While it may sound like the same disease as adult RA, JRA is seen as very different. Adult rheumatoid arthritis starts out in smaller joints like ankles and wrists while JRA starts in the larger joints and can have an adverse affect on a child’s skin and eyes. The condition can also affect the development of a child’s skeleton so treatment is also seen as very different. Doctors have begun seeing it so differently in fact, that they have started calling it juvenile idiopathic arthritis.

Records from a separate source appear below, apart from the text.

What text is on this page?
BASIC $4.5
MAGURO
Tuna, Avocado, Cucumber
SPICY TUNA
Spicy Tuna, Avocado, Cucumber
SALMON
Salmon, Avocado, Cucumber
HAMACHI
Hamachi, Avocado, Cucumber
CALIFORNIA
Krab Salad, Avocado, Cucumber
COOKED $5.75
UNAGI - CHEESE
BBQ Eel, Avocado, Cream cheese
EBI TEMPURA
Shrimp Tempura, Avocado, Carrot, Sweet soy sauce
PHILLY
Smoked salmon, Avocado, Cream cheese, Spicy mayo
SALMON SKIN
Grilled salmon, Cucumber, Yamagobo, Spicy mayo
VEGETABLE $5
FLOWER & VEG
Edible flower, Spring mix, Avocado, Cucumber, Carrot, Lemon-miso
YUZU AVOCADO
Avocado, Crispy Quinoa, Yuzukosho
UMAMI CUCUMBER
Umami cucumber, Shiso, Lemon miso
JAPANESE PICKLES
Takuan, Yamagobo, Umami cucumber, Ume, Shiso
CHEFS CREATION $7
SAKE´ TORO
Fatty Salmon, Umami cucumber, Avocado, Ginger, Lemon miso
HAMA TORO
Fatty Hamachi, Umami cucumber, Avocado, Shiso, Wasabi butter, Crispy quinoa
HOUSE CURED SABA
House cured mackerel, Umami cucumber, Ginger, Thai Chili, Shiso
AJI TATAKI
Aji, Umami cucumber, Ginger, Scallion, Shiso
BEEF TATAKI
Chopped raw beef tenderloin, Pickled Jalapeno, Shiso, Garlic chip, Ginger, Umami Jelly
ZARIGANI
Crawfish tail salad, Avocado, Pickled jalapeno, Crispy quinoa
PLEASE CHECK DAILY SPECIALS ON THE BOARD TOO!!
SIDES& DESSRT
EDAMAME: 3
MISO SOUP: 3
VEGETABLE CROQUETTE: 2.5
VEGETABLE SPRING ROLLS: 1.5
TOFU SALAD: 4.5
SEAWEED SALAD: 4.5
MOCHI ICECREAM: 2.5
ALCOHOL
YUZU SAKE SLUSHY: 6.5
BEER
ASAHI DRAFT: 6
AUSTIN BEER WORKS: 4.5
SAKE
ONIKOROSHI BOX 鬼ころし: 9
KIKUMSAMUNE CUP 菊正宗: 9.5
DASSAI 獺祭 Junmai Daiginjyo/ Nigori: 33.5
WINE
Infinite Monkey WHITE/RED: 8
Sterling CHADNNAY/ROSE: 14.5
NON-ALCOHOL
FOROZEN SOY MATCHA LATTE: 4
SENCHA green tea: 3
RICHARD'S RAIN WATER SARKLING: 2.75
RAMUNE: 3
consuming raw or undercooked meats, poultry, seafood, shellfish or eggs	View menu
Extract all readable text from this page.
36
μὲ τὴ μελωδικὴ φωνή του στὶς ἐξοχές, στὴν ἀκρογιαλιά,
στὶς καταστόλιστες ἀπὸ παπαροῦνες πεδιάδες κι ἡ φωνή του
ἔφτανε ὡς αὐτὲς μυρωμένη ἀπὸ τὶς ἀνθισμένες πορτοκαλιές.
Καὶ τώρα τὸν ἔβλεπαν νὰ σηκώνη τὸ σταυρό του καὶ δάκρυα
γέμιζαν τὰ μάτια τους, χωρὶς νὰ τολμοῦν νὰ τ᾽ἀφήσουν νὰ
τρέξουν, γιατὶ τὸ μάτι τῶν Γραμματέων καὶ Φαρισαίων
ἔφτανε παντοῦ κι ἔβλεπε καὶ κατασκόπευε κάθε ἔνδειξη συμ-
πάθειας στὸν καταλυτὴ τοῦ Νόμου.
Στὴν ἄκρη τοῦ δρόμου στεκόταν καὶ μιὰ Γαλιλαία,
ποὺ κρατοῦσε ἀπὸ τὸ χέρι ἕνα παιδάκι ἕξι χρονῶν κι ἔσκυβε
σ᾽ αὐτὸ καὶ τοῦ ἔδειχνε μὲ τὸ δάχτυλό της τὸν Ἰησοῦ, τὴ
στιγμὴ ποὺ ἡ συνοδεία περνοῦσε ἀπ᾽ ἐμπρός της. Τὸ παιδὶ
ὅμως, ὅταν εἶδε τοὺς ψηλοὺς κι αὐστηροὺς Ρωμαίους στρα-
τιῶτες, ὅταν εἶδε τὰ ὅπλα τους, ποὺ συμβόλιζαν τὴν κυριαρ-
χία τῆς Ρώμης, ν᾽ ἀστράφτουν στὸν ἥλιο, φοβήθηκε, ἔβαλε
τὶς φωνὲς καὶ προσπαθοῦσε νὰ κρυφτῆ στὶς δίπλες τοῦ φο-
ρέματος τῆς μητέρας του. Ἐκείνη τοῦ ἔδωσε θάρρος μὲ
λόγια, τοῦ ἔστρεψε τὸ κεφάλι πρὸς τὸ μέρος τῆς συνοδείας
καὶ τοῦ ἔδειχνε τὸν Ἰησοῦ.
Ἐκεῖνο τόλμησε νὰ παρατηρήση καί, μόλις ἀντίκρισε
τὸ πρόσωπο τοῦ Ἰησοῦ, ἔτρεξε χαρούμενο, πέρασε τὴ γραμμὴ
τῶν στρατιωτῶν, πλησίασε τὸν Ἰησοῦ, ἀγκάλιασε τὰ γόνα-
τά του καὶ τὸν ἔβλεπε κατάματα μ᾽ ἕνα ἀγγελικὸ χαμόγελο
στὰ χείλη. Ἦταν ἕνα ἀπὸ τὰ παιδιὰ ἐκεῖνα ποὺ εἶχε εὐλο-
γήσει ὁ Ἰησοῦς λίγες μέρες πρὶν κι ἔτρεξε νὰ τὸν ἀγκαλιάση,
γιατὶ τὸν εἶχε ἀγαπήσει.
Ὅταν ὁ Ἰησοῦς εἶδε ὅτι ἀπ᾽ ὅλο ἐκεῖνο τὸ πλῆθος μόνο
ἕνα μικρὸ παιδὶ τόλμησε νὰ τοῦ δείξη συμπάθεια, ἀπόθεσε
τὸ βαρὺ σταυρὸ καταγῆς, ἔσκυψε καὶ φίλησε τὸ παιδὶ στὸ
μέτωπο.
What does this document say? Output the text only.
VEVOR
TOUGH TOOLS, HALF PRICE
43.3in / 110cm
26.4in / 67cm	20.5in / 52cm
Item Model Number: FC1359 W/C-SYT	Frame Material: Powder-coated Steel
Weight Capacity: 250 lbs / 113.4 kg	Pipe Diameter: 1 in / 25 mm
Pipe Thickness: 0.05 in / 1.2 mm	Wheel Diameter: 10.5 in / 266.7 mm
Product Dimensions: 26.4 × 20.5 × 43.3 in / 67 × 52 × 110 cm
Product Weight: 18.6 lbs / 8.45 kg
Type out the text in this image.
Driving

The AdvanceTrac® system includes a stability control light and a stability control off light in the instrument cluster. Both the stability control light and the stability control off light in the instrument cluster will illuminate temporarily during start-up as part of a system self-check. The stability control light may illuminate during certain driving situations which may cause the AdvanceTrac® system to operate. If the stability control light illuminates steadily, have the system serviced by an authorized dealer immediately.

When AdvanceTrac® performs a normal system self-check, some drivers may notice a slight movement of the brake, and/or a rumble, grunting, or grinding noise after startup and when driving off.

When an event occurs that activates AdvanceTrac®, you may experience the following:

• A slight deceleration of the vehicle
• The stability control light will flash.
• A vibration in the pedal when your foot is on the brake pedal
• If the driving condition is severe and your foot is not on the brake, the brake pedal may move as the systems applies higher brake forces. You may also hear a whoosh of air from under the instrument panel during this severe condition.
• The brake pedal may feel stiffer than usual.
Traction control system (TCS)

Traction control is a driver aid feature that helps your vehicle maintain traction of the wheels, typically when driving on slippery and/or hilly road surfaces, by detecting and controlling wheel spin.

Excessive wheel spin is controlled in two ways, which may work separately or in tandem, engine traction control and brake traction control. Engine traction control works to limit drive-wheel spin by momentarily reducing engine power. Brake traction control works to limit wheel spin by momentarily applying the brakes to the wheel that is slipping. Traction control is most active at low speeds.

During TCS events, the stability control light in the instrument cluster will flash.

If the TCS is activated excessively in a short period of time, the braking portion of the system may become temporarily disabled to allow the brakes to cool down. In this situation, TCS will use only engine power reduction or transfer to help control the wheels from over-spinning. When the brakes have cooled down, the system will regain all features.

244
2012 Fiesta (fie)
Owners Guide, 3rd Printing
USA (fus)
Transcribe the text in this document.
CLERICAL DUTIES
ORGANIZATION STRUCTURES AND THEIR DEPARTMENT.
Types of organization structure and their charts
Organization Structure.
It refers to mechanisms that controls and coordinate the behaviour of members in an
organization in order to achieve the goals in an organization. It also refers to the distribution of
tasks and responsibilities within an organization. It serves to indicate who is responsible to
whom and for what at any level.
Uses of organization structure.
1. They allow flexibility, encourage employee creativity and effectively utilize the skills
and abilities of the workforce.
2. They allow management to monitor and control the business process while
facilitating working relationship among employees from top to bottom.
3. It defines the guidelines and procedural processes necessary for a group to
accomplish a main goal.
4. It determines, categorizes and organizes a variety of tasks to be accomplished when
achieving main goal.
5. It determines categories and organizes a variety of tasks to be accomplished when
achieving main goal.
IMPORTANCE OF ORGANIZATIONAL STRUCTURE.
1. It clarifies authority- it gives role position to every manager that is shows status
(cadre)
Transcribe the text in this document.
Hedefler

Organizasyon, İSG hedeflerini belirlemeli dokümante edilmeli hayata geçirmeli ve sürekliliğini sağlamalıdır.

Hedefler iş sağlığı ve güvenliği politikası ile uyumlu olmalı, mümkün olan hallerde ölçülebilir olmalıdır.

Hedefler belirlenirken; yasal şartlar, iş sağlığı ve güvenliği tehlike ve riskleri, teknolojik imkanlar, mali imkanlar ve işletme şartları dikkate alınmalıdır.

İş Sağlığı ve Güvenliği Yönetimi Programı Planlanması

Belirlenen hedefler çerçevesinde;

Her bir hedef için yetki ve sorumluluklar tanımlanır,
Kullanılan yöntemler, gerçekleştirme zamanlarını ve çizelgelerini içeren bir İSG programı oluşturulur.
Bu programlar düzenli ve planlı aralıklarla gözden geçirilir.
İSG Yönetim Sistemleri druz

If your child has inflammation and pain in any of their joints for longer than 6 weeks it may be a sign that they are developing JIA. If they are sore or stiff after sleeping or have any unexplained swelling in their joints you should speak to your doctor about it.
The most common age for diagnosis with JIA is between 1 and 4 years old – you need to check for any excessive clumsiness, extended periods of immobility, or limping in your child. You can also check for skin rashes or a recurring fever. While there are several symptoms that indicate JIA, figuring out which type of JIA it is can prove difficult.
These are the different types of juvenile idiopathic arthritis:
Systemic: This type affects the entire body including the eyes and internal organs. It affects both boys and girls and makes up 10% of kids with arthritis.
Oligoarticular: More common in girls, 50% of kids with arthritis have this type. Arthritis will affect 4 or fewer joints and can really affect the iris too.
Polyarticular: This is the most similar type of juvenile arthritis to adult RA. It is pretty rare in children and can affect 5 to all joints in the body. This is the riskiest type for kids to develop as there is a lot of potential for permanent joint damage.
Enthesitis-Related: If your child has juvenile ankylosing spondylitis ( an inflammation of the lower spine) they are more likely to have this type. They could also have IBS or Crohn’s disease too.
JIA or juvenile idiopathic arthritis can affect any child from any ethnic background though it is most common in girls, just as RA is more common in women. It seems to be a genetic disease that is triggered by environmental factors. If your child has the gene for the disease and has an illness, it may be brought on.